老板娘的儿子看店的时候来了一对带了狗的父子,他没看好那一条狗让其跑掉了,父亲不依不饶,老板娘的儿子只好将习白当成补偿送给了那对父子,同时还额外赔偿了五百块钱。
我感觉天旋地转,怎么用力都站不稳,扶墙上了楼把东西收拾好回到了一楼。
“我要走了,麻烦你把我这段时间工作的钱给我算一下。”
老板娘瞪大了双眼,诧异地说道:“怎么可能呢?不做满跟不提前打招呼是没办法给你结算工资的,不过……”她从台子下面拿出大概早已准备好的五百块钱地给了我,“这几百块钱当赔给你的吧。”
我恨透了眼前的这个妇女跟她的儿子,恨透了这座城市,更恨透了这个世界,我努力讨好着的一切,却永远不能善始善终。我捡起那几百块钱,头也不回地走出了酒店,身后传来老板娘的声音:“人家定的豪华套房,那只猫跟着不会吃亏的。”

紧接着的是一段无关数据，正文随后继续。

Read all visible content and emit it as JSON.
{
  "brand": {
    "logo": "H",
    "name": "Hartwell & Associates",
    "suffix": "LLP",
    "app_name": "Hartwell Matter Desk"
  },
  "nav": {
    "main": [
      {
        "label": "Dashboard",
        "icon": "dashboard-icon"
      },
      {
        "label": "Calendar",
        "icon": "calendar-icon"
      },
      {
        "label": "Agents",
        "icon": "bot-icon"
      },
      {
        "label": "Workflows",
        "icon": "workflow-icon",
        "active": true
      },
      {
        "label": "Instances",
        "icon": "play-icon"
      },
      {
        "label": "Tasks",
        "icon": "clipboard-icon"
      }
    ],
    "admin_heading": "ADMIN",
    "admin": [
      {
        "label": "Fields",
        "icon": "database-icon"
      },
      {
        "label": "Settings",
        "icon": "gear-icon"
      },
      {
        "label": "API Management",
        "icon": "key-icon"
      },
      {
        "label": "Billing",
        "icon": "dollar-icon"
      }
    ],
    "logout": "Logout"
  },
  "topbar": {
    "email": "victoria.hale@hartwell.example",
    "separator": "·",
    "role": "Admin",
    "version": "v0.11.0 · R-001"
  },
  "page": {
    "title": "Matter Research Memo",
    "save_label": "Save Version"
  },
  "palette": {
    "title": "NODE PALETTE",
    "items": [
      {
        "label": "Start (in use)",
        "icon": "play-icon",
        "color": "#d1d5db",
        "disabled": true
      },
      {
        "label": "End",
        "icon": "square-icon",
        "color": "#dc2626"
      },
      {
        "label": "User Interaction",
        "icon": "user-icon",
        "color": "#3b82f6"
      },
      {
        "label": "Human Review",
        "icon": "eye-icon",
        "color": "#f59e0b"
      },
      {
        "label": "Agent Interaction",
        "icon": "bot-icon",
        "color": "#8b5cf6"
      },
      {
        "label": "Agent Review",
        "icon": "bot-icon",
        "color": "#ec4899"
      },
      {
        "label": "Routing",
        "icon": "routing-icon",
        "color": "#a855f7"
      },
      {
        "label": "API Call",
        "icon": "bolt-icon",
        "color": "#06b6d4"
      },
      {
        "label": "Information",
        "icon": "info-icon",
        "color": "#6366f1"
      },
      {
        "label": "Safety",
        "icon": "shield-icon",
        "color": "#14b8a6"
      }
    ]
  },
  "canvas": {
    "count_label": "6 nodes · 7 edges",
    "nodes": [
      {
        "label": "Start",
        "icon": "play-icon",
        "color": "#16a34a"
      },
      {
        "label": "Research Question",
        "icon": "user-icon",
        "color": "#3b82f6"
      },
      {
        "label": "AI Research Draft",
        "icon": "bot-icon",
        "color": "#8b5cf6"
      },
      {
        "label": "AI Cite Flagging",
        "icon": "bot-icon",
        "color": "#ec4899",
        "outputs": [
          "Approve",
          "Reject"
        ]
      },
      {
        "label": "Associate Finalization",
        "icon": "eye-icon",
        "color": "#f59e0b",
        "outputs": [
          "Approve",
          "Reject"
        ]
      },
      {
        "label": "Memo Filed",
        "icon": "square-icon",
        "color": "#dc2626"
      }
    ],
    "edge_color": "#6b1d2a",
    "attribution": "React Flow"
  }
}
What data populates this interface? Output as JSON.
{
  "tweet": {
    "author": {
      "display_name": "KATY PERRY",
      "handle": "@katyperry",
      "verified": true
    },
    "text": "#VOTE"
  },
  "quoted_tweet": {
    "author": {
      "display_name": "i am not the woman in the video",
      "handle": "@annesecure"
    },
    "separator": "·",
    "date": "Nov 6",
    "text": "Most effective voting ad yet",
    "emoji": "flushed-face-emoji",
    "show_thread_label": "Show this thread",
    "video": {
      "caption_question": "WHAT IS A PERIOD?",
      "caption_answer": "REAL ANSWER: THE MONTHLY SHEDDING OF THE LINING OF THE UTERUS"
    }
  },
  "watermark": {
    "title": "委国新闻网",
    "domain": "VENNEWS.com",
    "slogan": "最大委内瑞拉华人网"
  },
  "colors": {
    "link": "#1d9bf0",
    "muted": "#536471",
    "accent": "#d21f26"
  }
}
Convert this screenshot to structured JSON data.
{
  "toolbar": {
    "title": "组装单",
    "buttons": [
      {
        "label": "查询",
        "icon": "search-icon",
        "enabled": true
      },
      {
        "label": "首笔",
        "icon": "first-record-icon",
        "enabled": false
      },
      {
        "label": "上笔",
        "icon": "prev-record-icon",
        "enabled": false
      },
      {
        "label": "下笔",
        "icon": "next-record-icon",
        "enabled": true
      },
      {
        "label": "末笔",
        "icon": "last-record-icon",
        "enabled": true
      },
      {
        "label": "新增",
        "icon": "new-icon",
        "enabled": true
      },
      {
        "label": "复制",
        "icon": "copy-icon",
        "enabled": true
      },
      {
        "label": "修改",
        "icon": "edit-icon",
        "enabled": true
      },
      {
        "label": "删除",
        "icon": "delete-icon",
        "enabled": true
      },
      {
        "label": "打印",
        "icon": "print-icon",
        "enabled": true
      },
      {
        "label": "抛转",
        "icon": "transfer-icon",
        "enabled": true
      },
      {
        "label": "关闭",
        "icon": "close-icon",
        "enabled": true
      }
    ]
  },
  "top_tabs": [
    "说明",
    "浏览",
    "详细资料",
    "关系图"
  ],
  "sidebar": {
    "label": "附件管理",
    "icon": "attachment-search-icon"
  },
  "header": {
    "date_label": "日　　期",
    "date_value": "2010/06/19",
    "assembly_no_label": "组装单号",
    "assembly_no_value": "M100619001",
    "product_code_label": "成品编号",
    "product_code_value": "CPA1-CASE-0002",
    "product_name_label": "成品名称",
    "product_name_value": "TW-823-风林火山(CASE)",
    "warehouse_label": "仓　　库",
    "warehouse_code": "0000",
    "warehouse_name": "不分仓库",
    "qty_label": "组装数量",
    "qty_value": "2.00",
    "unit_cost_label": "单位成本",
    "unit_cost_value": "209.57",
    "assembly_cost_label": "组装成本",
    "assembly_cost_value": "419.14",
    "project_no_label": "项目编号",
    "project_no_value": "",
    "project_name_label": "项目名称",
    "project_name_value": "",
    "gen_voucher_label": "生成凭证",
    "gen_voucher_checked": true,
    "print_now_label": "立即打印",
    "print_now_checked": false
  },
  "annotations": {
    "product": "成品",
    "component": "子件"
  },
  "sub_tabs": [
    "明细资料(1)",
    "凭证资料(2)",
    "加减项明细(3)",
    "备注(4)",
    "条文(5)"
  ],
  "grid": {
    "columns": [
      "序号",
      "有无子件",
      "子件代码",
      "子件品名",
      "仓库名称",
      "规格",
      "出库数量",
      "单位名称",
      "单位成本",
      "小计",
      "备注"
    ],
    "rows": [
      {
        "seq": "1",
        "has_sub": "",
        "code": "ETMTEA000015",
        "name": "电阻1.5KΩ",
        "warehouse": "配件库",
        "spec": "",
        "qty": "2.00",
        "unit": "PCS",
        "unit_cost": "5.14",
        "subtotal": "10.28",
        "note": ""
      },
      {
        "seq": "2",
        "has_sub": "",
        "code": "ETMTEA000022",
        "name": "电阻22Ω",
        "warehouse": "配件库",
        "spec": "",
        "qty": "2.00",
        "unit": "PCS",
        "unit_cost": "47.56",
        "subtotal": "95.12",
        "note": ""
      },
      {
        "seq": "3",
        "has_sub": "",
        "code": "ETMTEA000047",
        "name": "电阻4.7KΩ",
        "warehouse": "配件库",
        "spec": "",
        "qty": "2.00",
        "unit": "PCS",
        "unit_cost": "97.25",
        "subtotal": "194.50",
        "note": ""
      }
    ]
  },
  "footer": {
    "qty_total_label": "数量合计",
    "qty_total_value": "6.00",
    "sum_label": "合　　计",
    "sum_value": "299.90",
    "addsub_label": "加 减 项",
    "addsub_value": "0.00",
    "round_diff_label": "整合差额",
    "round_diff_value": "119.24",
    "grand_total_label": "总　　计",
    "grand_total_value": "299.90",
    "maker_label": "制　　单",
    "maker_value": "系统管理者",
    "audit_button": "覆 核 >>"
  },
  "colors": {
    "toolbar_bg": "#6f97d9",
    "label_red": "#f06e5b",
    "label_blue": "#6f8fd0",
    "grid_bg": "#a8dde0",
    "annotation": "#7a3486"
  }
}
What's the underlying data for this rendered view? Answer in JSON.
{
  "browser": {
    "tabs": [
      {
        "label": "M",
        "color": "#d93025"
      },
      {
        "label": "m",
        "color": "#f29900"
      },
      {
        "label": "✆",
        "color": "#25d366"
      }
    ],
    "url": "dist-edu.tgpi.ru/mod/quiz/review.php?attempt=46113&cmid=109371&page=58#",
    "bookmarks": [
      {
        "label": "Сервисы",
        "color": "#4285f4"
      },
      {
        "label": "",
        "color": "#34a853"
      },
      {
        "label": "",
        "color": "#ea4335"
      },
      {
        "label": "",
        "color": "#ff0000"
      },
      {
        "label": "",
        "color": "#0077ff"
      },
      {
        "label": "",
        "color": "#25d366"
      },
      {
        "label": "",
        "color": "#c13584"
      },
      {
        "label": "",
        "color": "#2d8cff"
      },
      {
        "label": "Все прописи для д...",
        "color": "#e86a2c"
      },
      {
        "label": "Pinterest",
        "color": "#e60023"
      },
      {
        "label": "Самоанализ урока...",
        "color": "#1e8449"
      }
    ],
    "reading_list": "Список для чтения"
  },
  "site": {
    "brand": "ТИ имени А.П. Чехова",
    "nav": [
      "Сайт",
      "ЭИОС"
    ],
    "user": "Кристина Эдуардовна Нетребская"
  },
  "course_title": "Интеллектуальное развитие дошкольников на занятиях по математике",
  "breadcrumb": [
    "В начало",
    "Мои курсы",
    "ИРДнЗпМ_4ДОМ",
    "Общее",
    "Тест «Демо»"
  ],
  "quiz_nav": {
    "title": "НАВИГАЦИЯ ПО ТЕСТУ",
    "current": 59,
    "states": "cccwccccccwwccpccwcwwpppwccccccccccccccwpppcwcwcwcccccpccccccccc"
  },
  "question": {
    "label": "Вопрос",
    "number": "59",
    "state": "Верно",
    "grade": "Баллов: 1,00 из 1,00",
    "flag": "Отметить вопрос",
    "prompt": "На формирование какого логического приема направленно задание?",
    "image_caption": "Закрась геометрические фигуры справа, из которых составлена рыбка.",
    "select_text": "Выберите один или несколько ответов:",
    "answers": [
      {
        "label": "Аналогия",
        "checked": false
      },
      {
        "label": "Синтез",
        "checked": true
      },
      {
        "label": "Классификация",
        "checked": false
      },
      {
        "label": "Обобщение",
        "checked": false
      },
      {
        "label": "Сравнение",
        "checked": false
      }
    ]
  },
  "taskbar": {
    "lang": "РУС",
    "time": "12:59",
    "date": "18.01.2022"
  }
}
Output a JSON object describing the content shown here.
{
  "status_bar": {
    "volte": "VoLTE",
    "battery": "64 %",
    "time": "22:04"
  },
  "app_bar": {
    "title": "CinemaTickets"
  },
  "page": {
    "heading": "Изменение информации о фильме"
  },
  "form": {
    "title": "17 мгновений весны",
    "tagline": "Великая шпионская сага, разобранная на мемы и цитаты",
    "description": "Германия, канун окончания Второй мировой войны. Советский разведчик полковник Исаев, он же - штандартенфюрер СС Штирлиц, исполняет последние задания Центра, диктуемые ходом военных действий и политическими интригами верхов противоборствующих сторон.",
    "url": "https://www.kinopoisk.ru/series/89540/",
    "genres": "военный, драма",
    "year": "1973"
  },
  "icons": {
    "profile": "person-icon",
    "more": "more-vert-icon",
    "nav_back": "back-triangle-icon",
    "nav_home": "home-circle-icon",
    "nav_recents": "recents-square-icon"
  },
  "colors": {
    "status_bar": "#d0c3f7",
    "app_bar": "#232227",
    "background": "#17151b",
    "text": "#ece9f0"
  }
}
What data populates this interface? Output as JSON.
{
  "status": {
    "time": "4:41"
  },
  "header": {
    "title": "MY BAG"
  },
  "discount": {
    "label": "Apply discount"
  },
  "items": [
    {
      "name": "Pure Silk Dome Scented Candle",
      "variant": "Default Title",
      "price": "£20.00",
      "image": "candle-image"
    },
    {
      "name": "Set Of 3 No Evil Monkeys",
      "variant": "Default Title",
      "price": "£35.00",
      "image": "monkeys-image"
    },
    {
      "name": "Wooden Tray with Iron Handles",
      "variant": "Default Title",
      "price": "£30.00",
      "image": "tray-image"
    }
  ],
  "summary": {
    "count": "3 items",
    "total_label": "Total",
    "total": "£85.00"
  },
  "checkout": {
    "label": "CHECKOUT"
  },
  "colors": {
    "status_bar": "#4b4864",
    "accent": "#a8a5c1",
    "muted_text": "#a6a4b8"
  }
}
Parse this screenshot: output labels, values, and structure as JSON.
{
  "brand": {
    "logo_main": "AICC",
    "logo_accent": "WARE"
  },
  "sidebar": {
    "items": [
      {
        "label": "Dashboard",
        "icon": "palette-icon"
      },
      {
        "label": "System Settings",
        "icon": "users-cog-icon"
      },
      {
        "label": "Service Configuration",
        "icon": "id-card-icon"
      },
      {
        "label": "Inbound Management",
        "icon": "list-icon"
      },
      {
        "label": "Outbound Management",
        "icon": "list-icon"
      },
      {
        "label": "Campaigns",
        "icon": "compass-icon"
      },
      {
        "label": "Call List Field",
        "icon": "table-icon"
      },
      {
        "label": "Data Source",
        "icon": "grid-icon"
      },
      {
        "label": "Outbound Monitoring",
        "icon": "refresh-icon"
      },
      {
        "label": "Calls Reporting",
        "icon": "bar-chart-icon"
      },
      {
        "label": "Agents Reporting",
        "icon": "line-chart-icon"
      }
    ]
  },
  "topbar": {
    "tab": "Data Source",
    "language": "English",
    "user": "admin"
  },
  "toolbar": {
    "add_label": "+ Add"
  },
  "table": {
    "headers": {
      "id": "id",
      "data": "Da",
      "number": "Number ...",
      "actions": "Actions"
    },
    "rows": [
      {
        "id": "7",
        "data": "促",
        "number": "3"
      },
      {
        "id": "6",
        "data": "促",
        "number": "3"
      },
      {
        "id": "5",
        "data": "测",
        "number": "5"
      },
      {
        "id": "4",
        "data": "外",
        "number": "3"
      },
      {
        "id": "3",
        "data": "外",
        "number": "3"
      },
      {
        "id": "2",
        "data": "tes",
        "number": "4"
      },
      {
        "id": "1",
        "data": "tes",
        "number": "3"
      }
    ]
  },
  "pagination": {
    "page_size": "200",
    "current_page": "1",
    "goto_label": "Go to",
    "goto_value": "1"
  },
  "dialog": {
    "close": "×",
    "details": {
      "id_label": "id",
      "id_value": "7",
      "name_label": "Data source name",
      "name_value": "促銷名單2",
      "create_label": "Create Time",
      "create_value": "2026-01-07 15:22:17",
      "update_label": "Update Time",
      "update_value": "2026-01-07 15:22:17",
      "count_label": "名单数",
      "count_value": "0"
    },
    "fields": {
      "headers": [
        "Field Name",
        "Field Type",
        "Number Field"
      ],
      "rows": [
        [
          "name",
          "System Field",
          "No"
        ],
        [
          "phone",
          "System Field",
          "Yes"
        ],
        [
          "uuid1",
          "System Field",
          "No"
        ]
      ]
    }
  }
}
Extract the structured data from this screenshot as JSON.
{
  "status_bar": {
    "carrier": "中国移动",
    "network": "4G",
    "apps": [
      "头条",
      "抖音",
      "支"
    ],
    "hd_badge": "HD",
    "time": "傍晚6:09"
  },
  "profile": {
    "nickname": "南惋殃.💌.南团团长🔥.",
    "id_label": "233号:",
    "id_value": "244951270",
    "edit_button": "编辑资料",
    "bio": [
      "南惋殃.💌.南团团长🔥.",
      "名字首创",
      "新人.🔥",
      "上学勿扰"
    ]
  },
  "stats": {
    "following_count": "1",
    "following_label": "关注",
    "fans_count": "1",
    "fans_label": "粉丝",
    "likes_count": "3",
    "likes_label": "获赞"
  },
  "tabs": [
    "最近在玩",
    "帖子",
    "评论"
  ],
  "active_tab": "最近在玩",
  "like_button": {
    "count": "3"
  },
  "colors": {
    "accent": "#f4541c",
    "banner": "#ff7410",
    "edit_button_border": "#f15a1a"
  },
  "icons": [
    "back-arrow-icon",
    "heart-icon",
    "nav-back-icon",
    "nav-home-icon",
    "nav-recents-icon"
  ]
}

这个世界最残忍的地方,是你永远不知道它还能让你多绝望。
这几年总有人劝我把习白送出去,劝解我猫是没感情的。
一年前我在呼和浩特的一家民宿,店主有两个孩子,他们很喜欢习白,店主自然看在眼里,于是跟我说把猫卖给他,我说这是我的全部更是我的家人,我怎么能卖呢。他又说,那干脆送给他好了。
说是家人,更像相濡以沫不离不弃的夫妻,不管我受了多少(委)屈,回到家中躺在床上,习白都会第一时间爬上我的胸口,在我下巴轻轻地舔舐,调皮地咬一口,而后蜷缩在我胸前。
离开那家民宿时找不到习白了,店主的孩子看到我坐在地上嚎啕大哭的样子把习白抱了出来还给了我,我抬手就是几巴掌,打得他们哇哇大哭。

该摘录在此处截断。